LLM as Explainable Re-Ranker for Recommendation System
Yaqi Wang, Haojia Sun, Shuting Zhang
TL;DR
The paper tackles the explainability and bias issues in traditional recommender systems by introducing an LLM-based re-ranker that operates in tandem with conventional models. It proposes a two-stage training pipeline (SFT followed by DPO with RPO) alongside bootstrapping and self-consistency to mitigate position and popularity biases while generating user-friendly explanations. A carefully constructed dataset and extensive experiments demonstrate improved NDCG and explainability, particularly for weaker base models, with statistical validation. The work highlights the potential of integrating LLMs into ranking to produce transparent, fair, and effective recommendations, while noting limitations in leveraging graph information and dataset quality for further improvements.
Abstract
The application of large language models (LLMs) in recommendation systems has recently gained traction. Traditional recommendation systems often lack explainability and suffer from issues such as popularity bias. Previous research has also indicated that LLMs, when used as standalone predictors, fail to achieve accuracy comparable to traditional models.
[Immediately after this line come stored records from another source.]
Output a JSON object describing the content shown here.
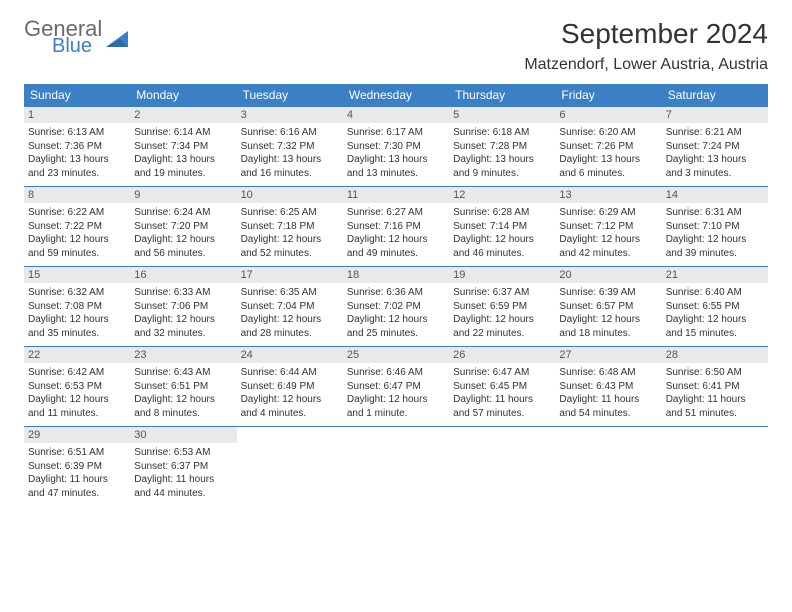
{
  "logo": {
    "general": "General",
    "blue": "Blue"
  },
  "title": "September 2024",
  "location": "Matzendorf, Lower Austria, Austria",
  "colors": {
    "header_bg": "#3b7fc4",
    "header_text": "#ffffff",
    "daynum_bg": "#e9e9e9",
    "text": "#333333",
    "logo_gray": "#6b6b6b",
    "logo_blue": "#3b7fc4"
  },
  "dayHeaders": [
    "Sunday",
    "Monday",
    "Tuesday",
    "Wednesday",
    "Thursday",
    "Friday",
    "Saturday"
  ],
  "weeks": [
    [
      {
        "n": "1",
        "sunrise": "6:13 AM",
        "sunset": "7:36 PM",
        "daylight": "13 hours and 23 minutes."
      },
      {
        "n": "2",
        "sunrise": "6:14 AM",
        "sunset": "7:34 PM",
        "daylight": "13 hours and 19 minutes."
      },
      {
        "n": "3",
        "sunrise": "6:16 AM",
        "sunset": "7:32 PM",
        "daylight": "13 hours and 16 minutes."
      },
      {
        "n": "4",
        "sunrise": "6:17 AM",
        "sunset": "7:30 PM",
        "daylight": "13 hours and 13 minutes."
      },
      {
        "n": "5",
        "sunrise": "6:18 AM",
        "sunset": "7:28 PM",
        "daylight": "13 hours and 9 minutes."
      },
      {
        "n": "6",
        "sunrise": "6:20 AM",
        "sunset": "7:26 PM",
        "daylight": "13 hours and 6 minutes."
      },
      {
        "n": "7",
        "sunrise": "6:21 AM",
        "sunset": "7:24 PM",
        "daylight": "13 hours and 3 minutes."
      }
    ],
    [
      {
        "n": "8",
        "sunrise": "6:22 AM",
        "sunset": "7:22 PM",
        "daylight": "12 hours and 59 minutes."
      },
      {
        "n": "9",
        "sunrise": "6:24 AM",
        "sunset": "7:20 PM",
        "daylight": "12 hours and 56 minutes."
      },
      {
        "n": "10",
        "sunrise": "6:25 AM",
        "sunset": "7:18 PM",
        "daylight": "12 hours and 52 minutes."
      },
      {
        "n": "11",
        "sunrise": "6:27 AM",
        "sunset": "7:16 PM",
        "daylight": "12 hours and 49 minutes."
      },
      {
        "n": "12",
        "sunrise": "6:28 AM",
        "sunset": "7:14 PM",
        "daylight": "12 hours and 46 minutes."
      },
      {
        "n": "13",
        "sunrise": "6:29 AM",
        "sunset": "7:12 PM",
        "daylight": "12 hours and 42 minutes."
      },
      {
        "n": "14",
        "sunrise": "6:31 AM",
        "sunset": "7:10 PM",
        "daylight": "12 hours and 39 minutes."
      }
    ],
    [
      {
        "n": "15",
        "sunrise": "6:32 AM",
        "sunset": "7:08 PM",
        "daylight": "12 hours and 35 minutes."
      },
      {
        "n": "16",
        "sunrise": "6:33 AM",
        "sunset": "7:06 PM",
        "daylight": "12 hours and 32 minutes."
      },
      {
        "n": "17",
        "sunrise": "6:35 AM",
        "sunset": "7:04 PM",
        "daylight": "12 hours and 28 minutes."
      },
      {
        "n": "18",
        "sunrise": "6:36 AM",
        "sunset": "7:02 PM",
        "daylight": "12 hours and 25 minutes."
      },
      {
        "n": "19",
        "sunrise": "6:37 AM",
        "sunset": "6:59 PM",
        "daylight": "12 hours and 22 minutes."
      },
      {
        "n": "20",
        "sunrise": "6:39 AM",
        "sunset": "6:57 PM",
        "daylight": "12 hours and 18 minutes."
      },
      {
        "n": "21",
        "sunrise": "6:40 AM",
        "sunset": "6:55 PM",
        "daylight": "12 hours and 15 minutes."
      }
    ],
    [
      {
        "n": "22",
        "sunrise": "6:42 AM",
        "sunset": "6:53 PM",
        "daylight": "12 hours and 11 minutes."
      },
      {
        "n": "23",
        "sunrise": "6:43 AM",
        "sunset": "6:51 PM",
        "daylight": "12 hours and 8 minutes."
      },
      {
        "n": "24",
        "sunrise": "6:44 AM",
        "sunset": "6:49 PM",
        "daylight": "12 hours and 4 minutes."
      },
      {
        "n": "25",
        "sunrise": "6:46 AM",
        "sunset": "6:47 PM",
        "daylight": "12 hours and 1 minute."
      },
      {
        "n": "26",
        "sunrise": "6:47 AM",
        "sunset": "6:45 PM",
        "daylight": "11 hours and 57 minutes."
      },
      {
        "n": "27",
        "sunrise": "6:48 AM",
        "sunset": "6:43 PM",
        "daylight": "11 hours and 54 minutes."
      },
      {
        "n": "28",
        "sunrise": "6:50 AM",
        "sunset": "6:41 PM",
        "daylight": "11 hours and 51 minutes."
      }
    ],
    [
      {
        "n": "29",
        "sunrise": "6:51 AM",
        "sunset": "6:39 PM",
        "daylight": "11 hours and 47 minutes."
      },
      {
        "n": "30",
        "sunrise": "6:53 AM",
        "sunset": "6:37 PM",
        "daylight": "11 hours and 44 minutes."
      },
      null,
      null,
      null,
      null,
      null
    ]
  ],
  "labels": {
    "sunrise": "Sunrise:",
    "sunset": "Sunset:",
    "daylight": "Daylight:"
  }
}
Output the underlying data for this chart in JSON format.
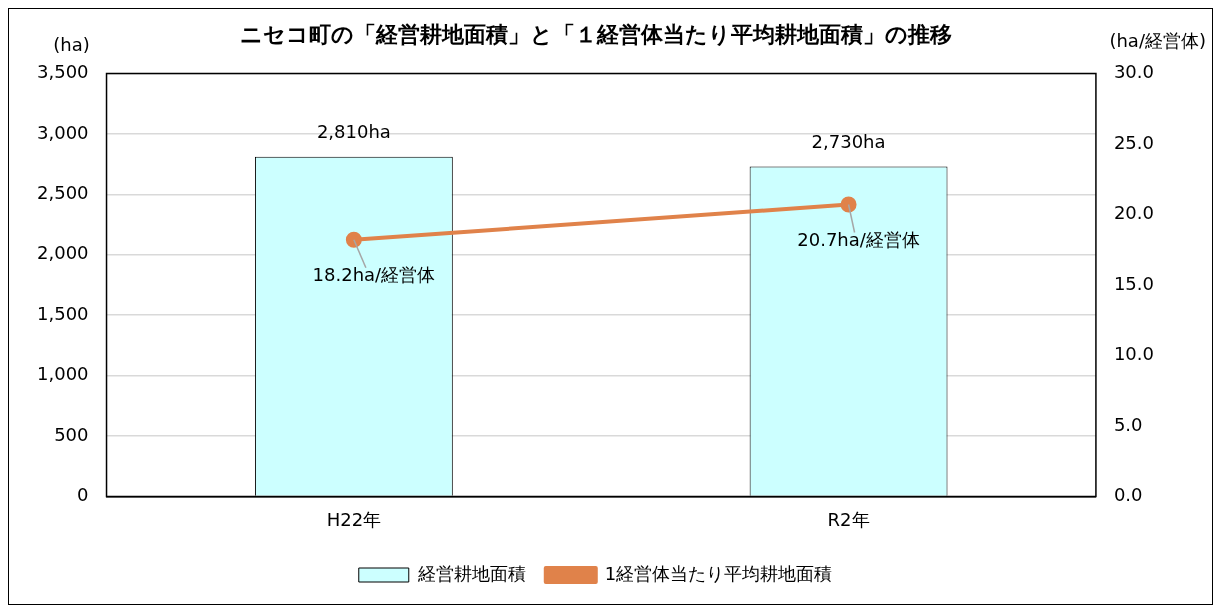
{
  "chart_data": {
    "type": "bar",
    "title": "ニセコ町の「経営耕地面積」と「１経営体当たり平均耕地面積」の推移",
    "ylabel": "(ha)",
    "y2label": "(ha/経営体)",
    "categories": [
      "H22年",
      "R2年"
    ],
    "series": [
      {
        "name": "経営耕地面積",
        "color": "#ccffff",
        "values": [
          2810,
          2730
        ],
        "value_labels": [
          "2,810ha",
          "2,730ha"
        ]
      },
      {
        "name": "1経営体当たり平均耕地面積",
        "type": "line",
        "axis": "y2",
        "color": "#e0824a",
        "marker": "circle",
        "values": [
          18.2,
          20.7
        ],
        "value_labels": [
          "18.2ha/経営体",
          "20.7ha/経営体"
        ]
      }
    ],
    "ylim": [
      0,
      3500
    ],
    "yticks": [
      0,
      500,
      {
        "value": 1000,
        "label": "1,000"
      },
      {
        "value": 1500,
        "label": "1,500"
      },
      {
        "value": 2000,
        "label": "2,000"
      },
      {
        "value": 2500,
        "label": "2,500"
      },
      {
        "value": 3000,
        "label": "3,000"
      },
      {
        "value": 3500,
        "label": "3,500"
      }
    ],
    "y2lim": [
      0,
      30
    ],
    "y2ticks": [
      {
        "value": 0,
        "label": "0.0"
      },
      {
        "value": 5,
        "label": "5.0"
      },
      {
        "value": 10,
        "label": "10.0"
      },
      {
        "value": 15,
        "label": "15.0"
      },
      {
        "value": 20,
        "label": "20.0"
      },
      {
        "value": 25,
        "label": "25.0"
      },
      {
        "value": 30,
        "label": "30.0"
      }
    ],
    "grid": "y",
    "legend": "bottom"
  }
}
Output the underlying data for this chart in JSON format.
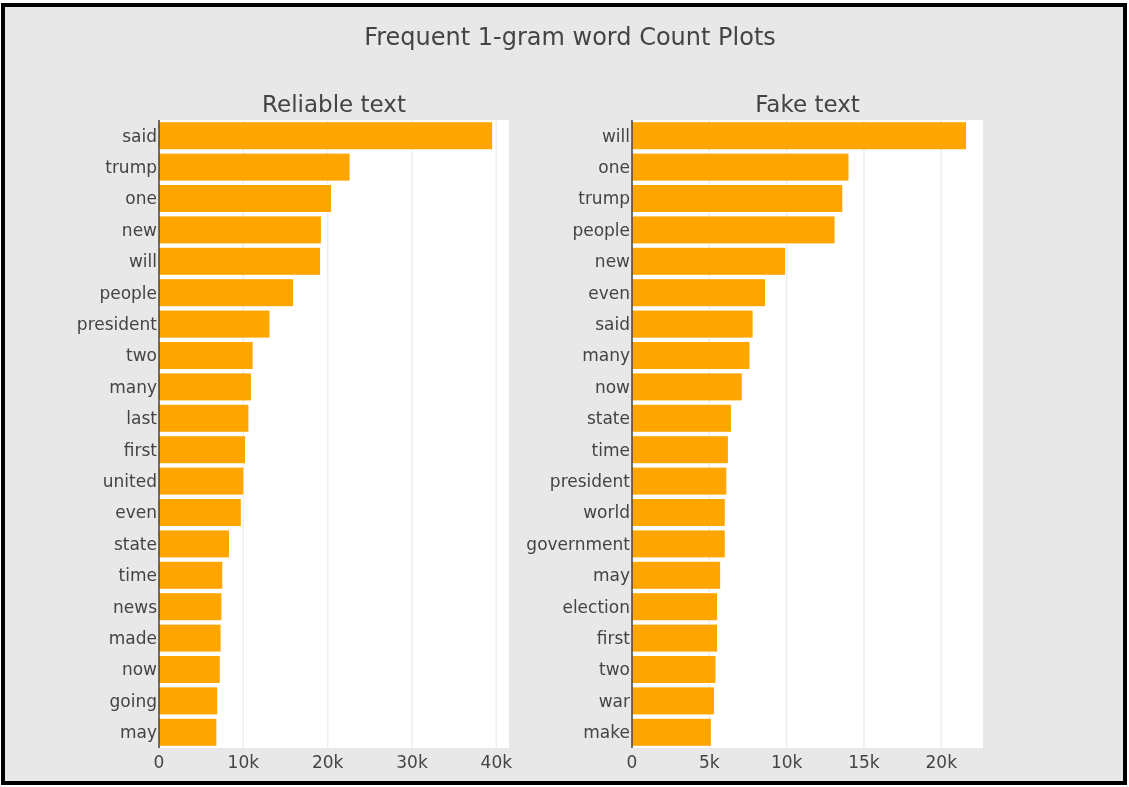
{
  "chart_data": [
    {
      "type": "bar",
      "orientation": "horizontal",
      "title": "Reliable text",
      "annotations": [
        "Frequent 1-gram word Count Plots"
      ],
      "grid": "x",
      "categories": [
        "said",
        "trump",
        "one",
        "new",
        "will",
        "people",
        "president",
        "two",
        "many",
        "last",
        "first",
        "united",
        "even",
        "state",
        "time",
        "news",
        "made",
        "now",
        "going",
        "may"
      ],
      "series": [
        {
          "color": "#ffa500",
          "values": [
            39500,
            22600,
            20400,
            19200,
            19100,
            15900,
            13100,
            11100,
            10900,
            10600,
            10200,
            10000,
            9700,
            8300,
            7500,
            7400,
            7300,
            7200,
            6900,
            6800
          ]
        }
      ],
      "xlim": [
        0,
        41500
      ],
      "xticks": [
        0,
        {
          "value": 10000,
          "label": "10k"
        },
        {
          "value": 20000,
          "label": "20k"
        },
        {
          "value": 30000,
          "label": "30k"
        },
        {
          "value": 40000,
          "label": "40k"
        }
      ]
    },
    {
      "type": "bar",
      "orientation": "horizontal",
      "title": "Fake text",
      "grid": "x",
      "categories": [
        "will",
        "one",
        "trump",
        "people",
        "new",
        "even",
        "said",
        "many",
        "now",
        "state",
        "time",
        "president",
        "world",
        "government",
        "may",
        "election",
        "first",
        "two",
        "war",
        "make"
      ],
      "series": [
        {
          "color": "#ffa500",
          "values": [
            21600,
            14000,
            13600,
            13100,
            9900,
            8600,
            7800,
            7600,
            7100,
            6400,
            6200,
            6100,
            6000,
            6000,
            5700,
            5500,
            5500,
            5400,
            5300,
            5100
          ]
        }
      ],
      "xlim": [
        0,
        22700
      ],
      "xticks": [
        0,
        {
          "value": 5000,
          "label": "5k"
        },
        {
          "value": 10000,
          "label": "10k"
        },
        {
          "value": 15000,
          "label": "15k"
        },
        {
          "value": 20000,
          "label": "20k"
        }
      ]
    }
  ]
}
To address these challenges, we propose to use LLM as an explainable re-ranker, a hybrid approach that combines traditional recommendation models with LLMs to enhance both accuracy and interpretability. We constructed a dataset to train the re-ranker LLM and evaluated the alignment between the generated dataset and human expectations. Leveraging a two-stage training process, our model significantly improved NDCG, a key ranking metric. Moreover, the re-ranker outperformed a zero-shot baseline in ranking accuracy and interpretability. These results highlight the potential of integrating traditional recommendation models with LLMs to address limitations in existing systems and pave the way for more explainable and fair recommendation frameworks.